After the funeral, I decided to go visit John’s parents. I wanted to see if there was anything I could do or say to comfort them. I could not imagine the compounding effect of the grief of losing a child to suicide, on top of believing he was condemned for eternity because of the way he died.
I was not sure I had much to offer them in the way of comfort, but I wanted to at least go, listen, be present, and grieve with them.
After we had talked for a few minutes, John’s father excused himself. He left the room and came back a little while later with an article he had clipped from a prominent Roman Catholic newspaper. It was written by a Catholic priest and discussed the church’s present-day views on suicide and the soul.
The author drew a parallel between a chronically depressed person taking his or her life and the people who decided to jump from the top of the World Trade Center following the 9/11 terror attacks. I apologize I cannot name the author or quote his words accurately, but the gist of his point was this: the common belief of the people on the roof of the World Trade Center and the depressed person is that they feel they are facing a humanly impossible dilemma; Either choose to burn alive or plunge to their death.

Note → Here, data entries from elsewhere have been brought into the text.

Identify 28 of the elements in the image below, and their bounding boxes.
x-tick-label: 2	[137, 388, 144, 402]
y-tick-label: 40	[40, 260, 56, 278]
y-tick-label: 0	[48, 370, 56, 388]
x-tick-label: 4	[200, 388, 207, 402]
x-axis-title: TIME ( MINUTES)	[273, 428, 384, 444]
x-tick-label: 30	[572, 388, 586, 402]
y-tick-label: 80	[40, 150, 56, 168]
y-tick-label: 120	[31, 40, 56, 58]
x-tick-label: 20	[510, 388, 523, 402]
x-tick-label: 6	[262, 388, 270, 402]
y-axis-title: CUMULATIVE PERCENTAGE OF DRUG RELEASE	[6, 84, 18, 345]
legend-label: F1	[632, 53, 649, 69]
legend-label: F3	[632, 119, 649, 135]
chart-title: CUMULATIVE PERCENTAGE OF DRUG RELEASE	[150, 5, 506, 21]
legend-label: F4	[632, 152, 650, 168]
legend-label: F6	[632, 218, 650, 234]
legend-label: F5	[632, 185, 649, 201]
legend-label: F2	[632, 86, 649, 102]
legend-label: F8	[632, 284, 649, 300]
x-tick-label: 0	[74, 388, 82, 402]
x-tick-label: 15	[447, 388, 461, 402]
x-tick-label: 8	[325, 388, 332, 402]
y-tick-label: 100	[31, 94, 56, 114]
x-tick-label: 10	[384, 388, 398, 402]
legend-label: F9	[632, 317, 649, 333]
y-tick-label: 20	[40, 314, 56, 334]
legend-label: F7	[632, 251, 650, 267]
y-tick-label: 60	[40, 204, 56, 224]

The author concluded by saying something like, “If we have never personally felt the raging fire of chronic depression in our minds, we have no right to condemn the person who chooses to escape that fire by taking their own life.”
I was utterly dumbfounded. This priest shed a light on suicide that opened my eyes, but more importantly, offered those grieving parents a life-changing perspective on the most difficult event of their lives.
I do not tell this story as a way of relating yet another fascinating chapter in my storied ministry career. I tell it as a prelude to what I really want to talk about in this post. I really want to talk about Virginia Giuffre. And Jeffrey Epstein. And Ghislaine Maxwell. And Andrew Mountbatten Windsor. And any of the other sexual deviant monsters who contributed to Virginia Giuffre’s abuse and ultimate demise.
Virginia, as you might be aware, wrote a memoir about her life as a sexual commodity under the control of Epstein and Maxwell. The book is called Nobody’s Girl and is widely credited as being a key factor in helping bring those two degenerates to justice.
I have never been and will never be the victim of sexual predation. And so, I cannot possibly imagine the fear, shame, humiliation, and utter despair that goes along with that life. Likewise, I cannot imagine what kind of heroic courage it takes – once a person breaks free from those shackles – to relive that horrific experience by testifying against her tormentors in court, and then daring to document that experience in a book.
As Virginia discovered, pursuing justice through the myriad obstacles our system erects in the path of victims of sexual assault can exact a heavy price. On April 25 of this year, she decided she could no longer tolerate the inferno that raged inside her. On that day, Virginia Giuffre died by her own hand.
In 2019, one of her assailants – the main one – chose to end his own miserable life in a jail cell. Another is serving a life sentence in jail. But countless others who were part of the destruction of that beautiful young life are still walking around completely free and unfettered… seemingly immune from the consequences of their actions. Shielded from the mechanisms of justice.
I pray that justice will ultimately be served for every single person who was part of that circle of perversion… regardless of their position, their political affiliation, their wealth, or their influence. And when they are finally tried and convicted, I cannot imagine a punishment for them that would remotely approach the level of pain they inflicted on their manifold young victims.
For now, though, I only have my tears, hope, and rage to hold on to.